Setelah memberi ayam goreng untuk anak-anakku, teringat dengan Lulu. Untuk memberi obat pada dia saat ini juga.
Terdengar obrolan ibu yang mengadu ke bapak. Emh, ibu menyebut namaku lagi. Dan terdengar jelas perkataan ibu.
Membuat hatiku sedikit teriris sakit.
Kalau saja ibu kesal kenapa tak langsung bicarakan kepadaku. Malah mengadu pada bapak mertua.
kulihat pintu terbuka, aku hanya bisa mengintip pada sela pintu yang sedikit terbuka.
"Bapak tahu enggak, si Ana, menantu kita. Anak demam langsung bawa ke rumah sakit, apa-apa ke rumah sakit. Kaya banyak uang saja," ucap ibu. matanya menatap ke arah bapak. Aku melihat bapak seakan mengabaikan omongan ibu.
"Ibu dulu kalau anak sakit, tinggal beli saja obat warung. Gak perlu mahal-mahal di bawa ke rumah sakit," ibu terus saja mengoceh di depan bapak.
Terlihat bapak hanya mengeleng gelengkan kepala, sesekali memijit jidanya karna mendengar omelan sang istri.
Sedangkan aku yang mendengar omelan ibu, hanya terpaku diam, seperti patung yang berdiri hampir roboh. Sakit sangat sakit.
"Ya, biarin toh, duit dia sendiri." jawab bapak menatap ke arah jendela. Seakan tak mau berdebad dengan ibu.
"Alah. Bapak, ini ibu ngomong cuman jawabnya gitu aja. Harusnya dia sadar diri, sudah tahu numpang, banyak tingkah," cetus ibu, mebenarkan ucapanya yang tak mau kalah dengan bapak.
Memegang dada ada rasa luka di sini.
"Justru kita harus bersyukur, Ana sedikit membantu pekerjaan ibu." Bapak sedikit membela aku. Bapak mertua memang selalu ramah semenjak aku datang dari rumah ini. Tidak ada wajah ketidak sukaanya, tapi berbeda dengan ibu yang terkesan jutek.
Aku terus mengintip di depan pintu apa yang ibu omongin saja sama bapak.

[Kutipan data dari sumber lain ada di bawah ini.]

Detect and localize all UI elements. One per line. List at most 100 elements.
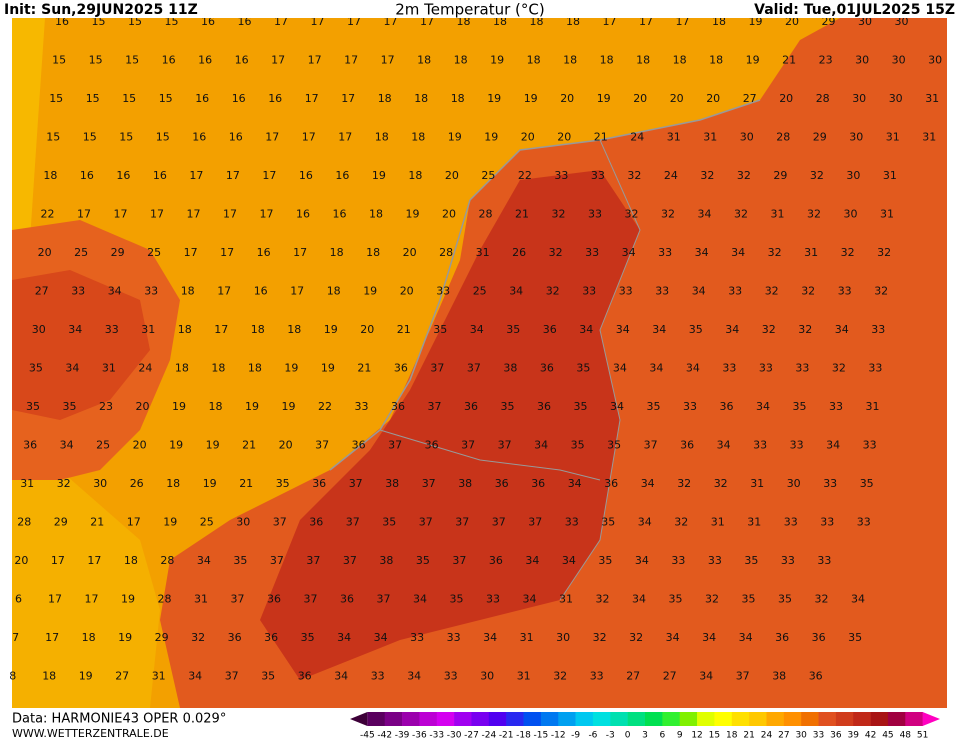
temperature-value: 30	[892, 54, 906, 67]
temperature-value: 33	[795, 362, 809, 375]
temperature-value: 32	[798, 323, 812, 336]
temperature-value: 16	[235, 54, 249, 67]
temperature-value: 33	[590, 670, 604, 683]
temperature-value: 17	[217, 285, 231, 298]
temperature-value: 17	[150, 208, 164, 221]
temperature-value: 30	[858, 15, 872, 28]
temperature-value: 36	[23, 439, 37, 452]
colorbar-label: -33	[429, 731, 444, 741]
temperature-value: 31	[886, 131, 900, 144]
colorbar-label: -45	[360, 731, 375, 741]
temperature-value: 36	[531, 477, 545, 490]
temperature-value: 37	[231, 593, 245, 606]
temperature-value: 31	[703, 131, 717, 144]
temperature-value: 27	[115, 670, 129, 683]
temperature-value: 31	[883, 169, 897, 182]
temperature-value: 37	[461, 439, 475, 452]
temperature-value: 15	[122, 92, 136, 105]
temperature-value: 20	[14, 554, 28, 567]
temperature-value: 31	[476, 246, 490, 259]
temperature-value: 27	[663, 670, 677, 683]
colorbar-cell	[679, 712, 698, 726]
temperature-value: 17	[189, 169, 203, 182]
temperature-value: 33	[753, 439, 767, 452]
temperature-value: 29	[111, 246, 125, 259]
temperature-value: 30	[787, 477, 801, 490]
temperature-value: 30	[889, 92, 903, 105]
temperature-value: 33	[105, 323, 119, 336]
colorbar-cell	[471, 712, 490, 726]
temperature-value: 34	[562, 554, 576, 567]
temperature-value: 19	[363, 285, 377, 298]
temperature-value: 36	[604, 477, 618, 490]
temperature-value: 15	[92, 15, 106, 28]
temperature-value: 17	[114, 208, 128, 221]
temperature-value: 7	[12, 631, 19, 644]
temperature-value: 35	[63, 400, 77, 413]
temperature-value: 33	[671, 554, 685, 567]
temperature-value: 36	[495, 477, 509, 490]
temperature-value: 19	[121, 593, 135, 606]
temperature-value: 35	[233, 554, 247, 567]
temperature-value: 19	[206, 439, 220, 452]
temperature-value: 36	[680, 439, 694, 452]
temperature-value: 28	[816, 92, 830, 105]
temperature-value: 24	[138, 362, 152, 375]
colorbar-label: -36	[412, 731, 427, 741]
temperature-value: 38	[772, 670, 786, 683]
temperature-value: 17	[51, 554, 65, 567]
temperature-value: 34	[835, 323, 849, 336]
temperature-value: 32	[877, 246, 891, 259]
temperature-value: 28	[160, 554, 174, 567]
temperature-value: 33	[585, 246, 599, 259]
colorbar-cell	[662, 712, 681, 726]
colorbar-cell	[887, 712, 906, 726]
temperature-value: 18	[366, 246, 380, 259]
colorbar-cell	[384, 712, 403, 726]
header-bar	[0, 0, 959, 18]
temperature-value: 22	[318, 400, 332, 413]
temperature-value: 32	[549, 246, 563, 259]
temperature-value: 34	[641, 477, 655, 490]
temperature-value: 34	[523, 593, 537, 606]
colorbar-label: -3	[606, 731, 615, 741]
temperature-value: 35	[261, 670, 275, 683]
temperature-value: 34	[568, 477, 582, 490]
temperature-value: 17	[271, 54, 285, 67]
temperature-value: 36	[425, 439, 439, 452]
temperature-value: 16	[116, 169, 130, 182]
temperature-value: 17	[311, 15, 325, 28]
temperature-value: 33	[708, 554, 722, 567]
temperature-value: 32	[625, 208, 639, 221]
temperature-value: 17	[87, 554, 101, 567]
temperature-value: 8	[9, 670, 16, 683]
border	[559, 139, 641, 601]
colorbar: -45 -42 -39 -36 -33 -30 -27 -24 -21 -18 -15 -12 -9 -6…	[350, 712, 940, 741]
temperature-value: 18	[451, 92, 465, 105]
temperature-value: 21	[90, 516, 104, 529]
temperature-value: 33	[591, 169, 605, 182]
temperature-value: 34	[649, 362, 663, 375]
temperature-value: 35	[669, 593, 683, 606]
temperature-value: 34	[731, 246, 745, 259]
temperature-value: 33	[565, 516, 579, 529]
temperature-value: 28	[776, 131, 790, 144]
temperature-value: 29	[155, 631, 169, 644]
colorbar-cell	[870, 712, 889, 726]
temperature-value: 17	[341, 92, 355, 105]
colorbar-label: -9	[571, 731, 580, 741]
temperature-value: 34	[826, 439, 840, 452]
temperature-value: 15	[49, 92, 63, 105]
temperature-value: 21	[515, 208, 529, 221]
colorbar-cell	[801, 712, 819, 726]
valid-label: Valid: Tue,01JUL2025 15Z	[754, 2, 955, 18]
temperature-value: 30	[236, 516, 250, 529]
colorbar-label: -42	[377, 731, 392, 741]
temperature-value: 32	[700, 169, 714, 182]
temperature-value: 32	[705, 593, 719, 606]
temperature-value: 17	[639, 15, 653, 28]
temperature-value: 33	[144, 285, 158, 298]
temperature-value: 19	[324, 323, 338, 336]
temperature-value: 35	[382, 516, 396, 529]
temperature-value: 20	[785, 15, 799, 28]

"Tetep saja makan kan dari ibu, dan anaknya kan ada tiga. PEMBOROSAN," perkataan mertuaku seakan tak suka dengan aku dan anak-anakku.
"Bukanya Ana juga membantu, dari beli sayuranya. Farhan, Radit dan Lulu. Bukanya cucu kita juga kan," jawaban bapak. Sedikit membantah apa yang di bicarakan ibu.
Terlihat bapak seakan lelah menanggapi ucapan ibu yang tiada henti lurus tak ada belok belok sama sekali.
"Ah, susah kalau ngomong sama bapak, mending ngobrol sama tetangga. Lebih tahu apa yang di rasakan ibu," gerutu ibu. Melipatkan kedua tanganya.
Pada pintu yang terbuka sedikit. Aku melihat bapak hanya menggeleng-geleng kepala, dan beranjak pergi dari tempat duduknya.
Setelah membuka pintu bapak tertohok kaget, melihat aku sudah ada di abang pintu. Aku hanya terseyum merekah, merasakan perih di dada.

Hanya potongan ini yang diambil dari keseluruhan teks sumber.